Xianyang (Chinese: 咸阳; pinyin: Xiányáng) is a prefecture-level city in central Shaanxi province, situated on the Wei River a few kilometers upstream (west) from the provincial capital of Xi'an.
Once the capital of the Qin dynasty, it is now integrated into the Xi'an metropolitan area, one of the main urban agglomerations in northwestern China, with more than 7.17 million inhabitants.
It was located in the modern day Shaanxi province on the northern bank of the Wei River, on the opposite side of which Liu Bang would later build the Han dynasty capital of Chang'an once he became emperor.
At the beginning of December 207 BC, the last Qin emperor Ziying surrendered to rebel leader Liu Bang, who entered Xianyang peacefully without harming the locals.

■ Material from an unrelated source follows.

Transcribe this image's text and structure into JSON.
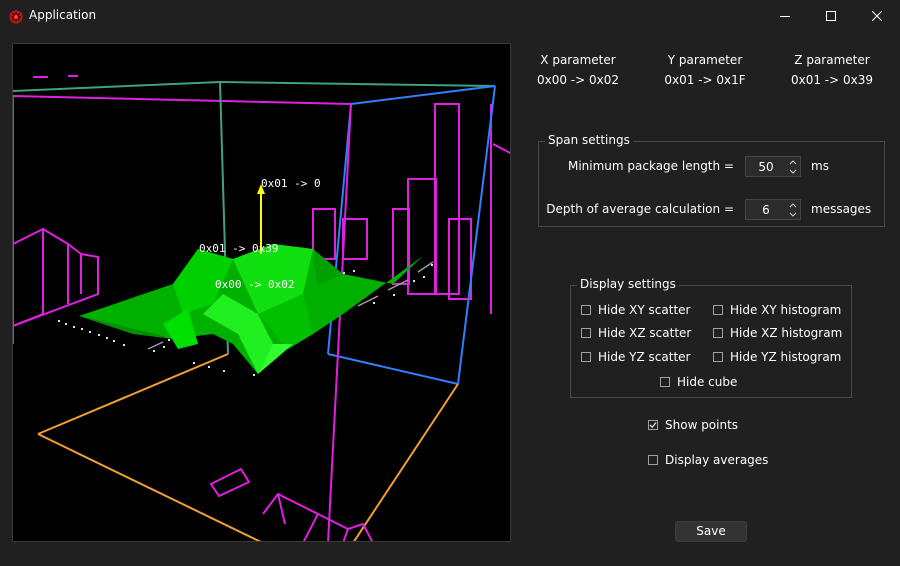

Xiang Yu then killed Ziying and burned Xianyang in 206 BC,[9] destroying the sole surviving copies of several banned books that were kept in the royal library.
[10] In 202 BC, after defeating Xiang Yu in Battle of Gaixia and ending the Chu-Han contention, Liu Bang was crowned the emperor of the newly established Han dynasty, and he built a new capital across the Wei River merely miles from the ruins of old Xianyang and named this new city Chang'an.